Dans la pratique, l’Opération Endgame a mobilisé des ressources techniques et humaines considérables pour identifier et neutraliser les infrastructures critiques utilisées par ces groupes criminels. Les enquêteurs ont notamment utilisé des techniques d’infiltration numérique et d’analyse de trafic pour suivre les chaînes d’infection jusqu’à leurs sources, une approche qui a permis d’obtenir des preuves solides contre les principaux acteurs impliqués.
L’évolution des malwares modernes
Les malwares ciblés par l’Opération Endgame illustrent une évolution inquiétante des menaces cybernétiques. Rhadamanthys Stealer, Venom RAT et Elysium botnet représentent une nouvelle génération d’outils malveillants conçus pour maximiser l’impact financier tout en minimisant les risques de détection. Selon une étude de l’ANSSI publiée en 2025, ces malwares sont devenus 40% plus sophistiqués qu’en 2023, intégrant des fonctionnalités d’évasion avancées et des mécanismes de persistance complexes qui compliquent considérablement leur analyse et leur neutralisation.
Le cas de Rhadamanthys Stealer est particulièrement révélateur de cette évolution. La dernière version de cet infostealer a été observée collectant des empreintes numériques d’appareils et de navigateurs web, un mécanisme de suivi sophistiqué permettant aux attaquants de contourner les mesures traditionnelles de détection. Cette sophistication croissante des malwares explique pourquoi les approches traditionnelles de cybersécurité se révèlent de moins en moins efficaces face à ces menaces émergentes.

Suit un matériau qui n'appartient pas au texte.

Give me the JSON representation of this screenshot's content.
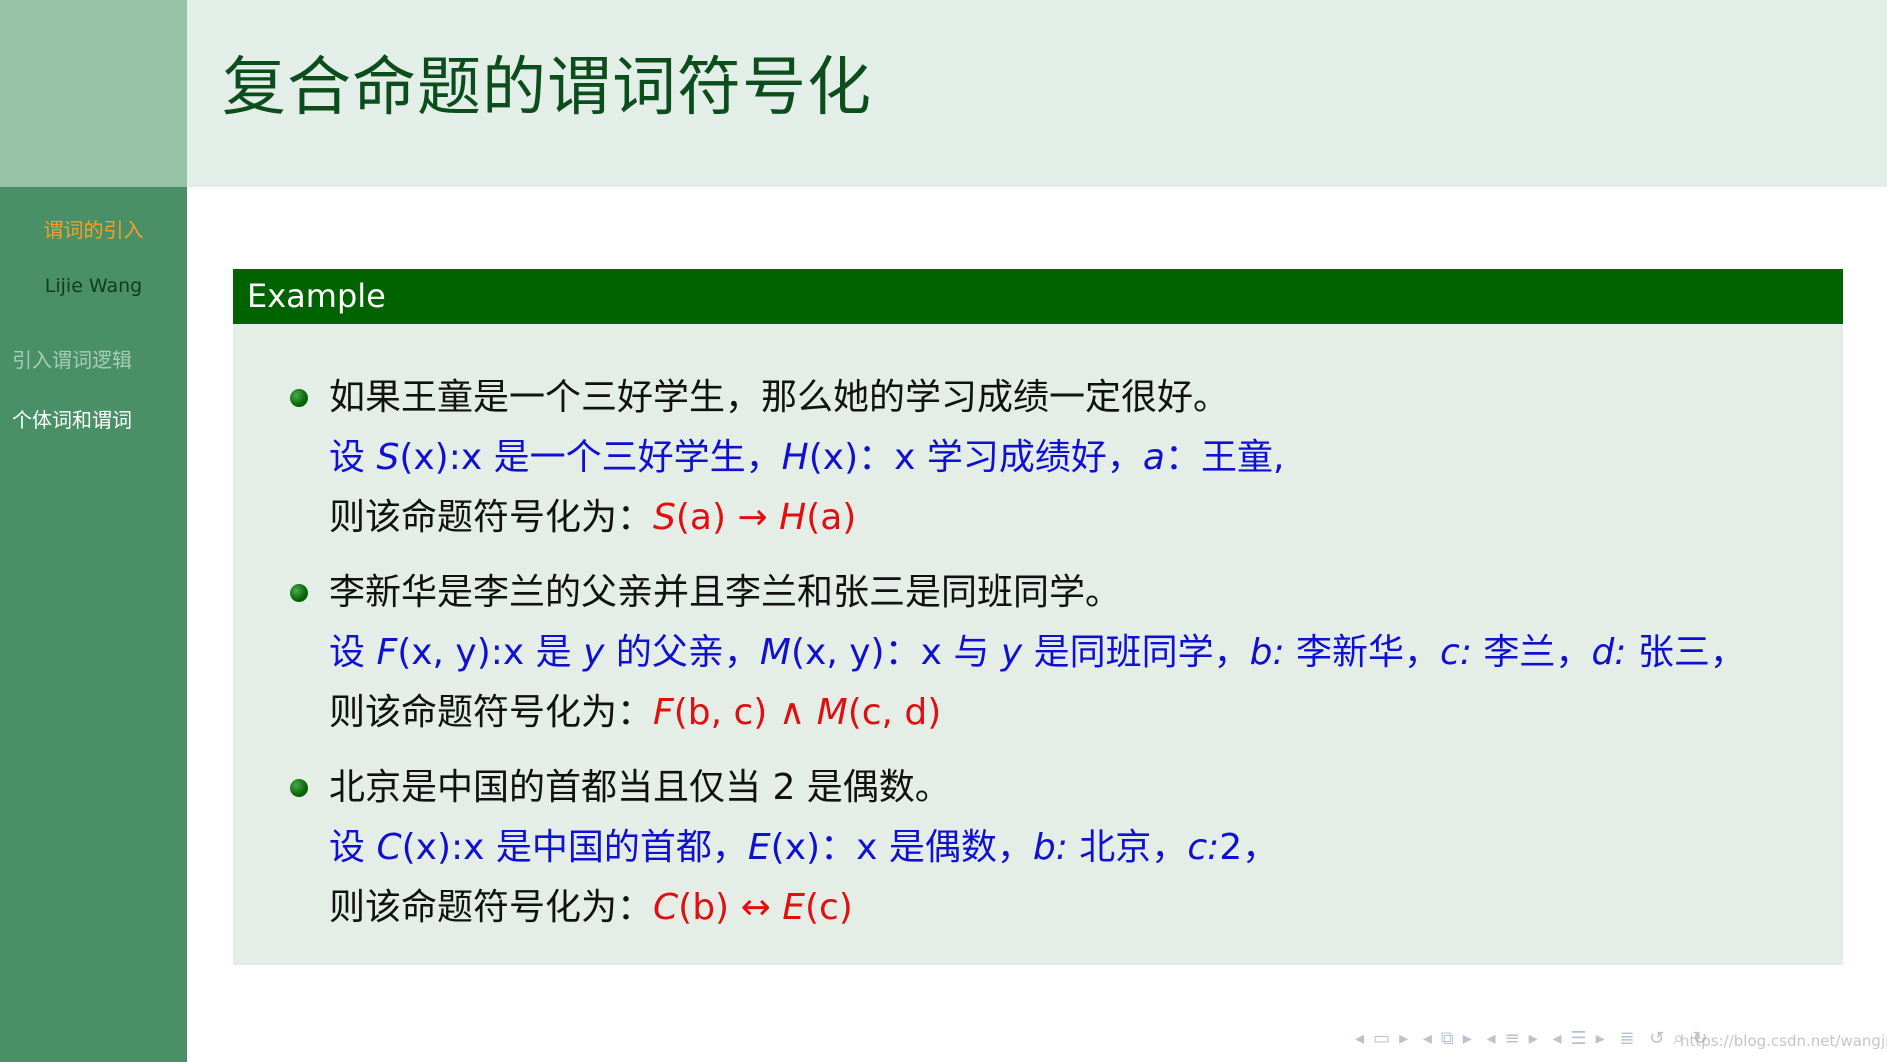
{
  "header": {
    "title": "复合命题的谓词符号化"
  },
  "sidebar": {
    "section": "谓词的引入",
    "author": "Lijie Wang",
    "items": [
      {
        "label": "引入谓词逻辑",
        "state": "muted"
      },
      {
        "label": "个体词和谓词",
        "state": "active"
      }
    ]
  },
  "block": {
    "title": "Example",
    "items": [
      {
        "statement": "如果王童是一个三好学生，那么她的学习成绩一定很好。",
        "def": {
          "lead": "设",
          "f1": "S",
          "a1": "(x)",
          "c1": ":x",
          "t1": "是一个三好学生，",
          "f2": "H",
          "a2": "(x)",
          "c2": "：x",
          "t2": "学习成绩好，",
          "v3": "a",
          "c3": "：",
          "t3": "王童,"
        },
        "result": {
          "lead": "则该命题符号化为：",
          "f1": "S",
          "a1": "(a)",
          "op": "→",
          "f2": "H",
          "a2": "(a)"
        }
      },
      {
        "statement": "李新华是李兰的父亲并且李兰和张三是同班同学。",
        "def": {
          "lead": "设",
          "f1": "F",
          "a1": "(x, y)",
          "c1": ":x",
          "t1": "是",
          "v1": "y",
          "t2": "的父亲，",
          "f2": "M",
          "a2": "(x, y)",
          "c2": "：x",
          "t3": "与",
          "v2": "y",
          "t4": "是同班同学，",
          "v3": "b:",
          "t5": "李新华，",
          "v4": "c:",
          "t6": "李兰，",
          "v5": "d:",
          "t7": "张三，"
        },
        "result": {
          "lead": "则该命题符号化为：",
          "f1": "F",
          "a1": "(b, c)",
          "op": "∧",
          "f2": "M",
          "a2": "(c, d)"
        }
      },
      {
        "statement": "北京是中国的首都当且仅当 2 是偶数。",
        "def": {
          "lead": "设",
          "f1": "C",
          "a1": "(x)",
          "c1": ":x",
          "t1": "是中国的首都，",
          "f2": "E",
          "a2": "(x)",
          "c2": "：x",
          "t2": "是偶数，",
          "v3": "b:",
          "t3": "北京，",
          "v4": "c:",
          "t4": "2，"
        },
        "result": {
          "lead": "则该命题符号化为：",
          "f1": "C",
          "a1": "(b)",
          "op": "↔",
          "f2": "E",
          "a2": "(c)"
        }
      }
    ]
  },
  "nav": {
    "icons": [
      "nav-left-arrow",
      "frame-icon",
      "nav-right-arrow",
      "nav-left-arrow",
      "subsection-icon",
      "nav-right-arrow",
      "nav-left-arrow",
      "section-icon",
      "nav-right-arrow",
      "nav-left-arrow",
      "doc-icon",
      "nav-right-arrow",
      "outline-icon",
      "back-icon",
      "search-icon",
      "fullscreen-icon"
    ]
  },
  "watermark": "https://blog.csdn.net/wangjie"
}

Démantèlement de Rhadamanthys Stealer
Mécanismes d’infection et de vol de données
Rhadamanthys Stealer, l’une des infrastructures les plus prospères démantelées lors de l’Opération Endgame, fonctionnait selon un modèle économique particulièrement lucratif. Ce logiciel malveillant spécialisé dans le vol d’informations sensibles infectait les systèmes informatiques par le biais de techniques d’ingénierie sociale sophistiquées et d’exploitation de vulnérétés non corrigées dans les logiciels populaires. Une fois installé, Rhadamanthys pouvait extraire une vaste gamme de données, notamment :
- Identifiants de connexion à des services en ligne
- Cookies de session et informations d’authentification
- Portefeuilles de cryptomonnaie
- Données bancaires et informations de cartes de crédit
- Informations d’identification personnelle
Selon les enquêteurs, l’opérateur de Rhadamanthys avait accès à pas moins de 100 000 portefeuilles de cryptomonnaie appartenant à des victimes à travers le monde, potentiellement représentant des millions d’euros en actifs numériques volés. Cette accumulation de données volées créait une marketplace illégale de premier plan sur le dark web, où les informations étaient revendues à d’autres cybercriminels pour alimenter leurs propres campagnes d’attaque.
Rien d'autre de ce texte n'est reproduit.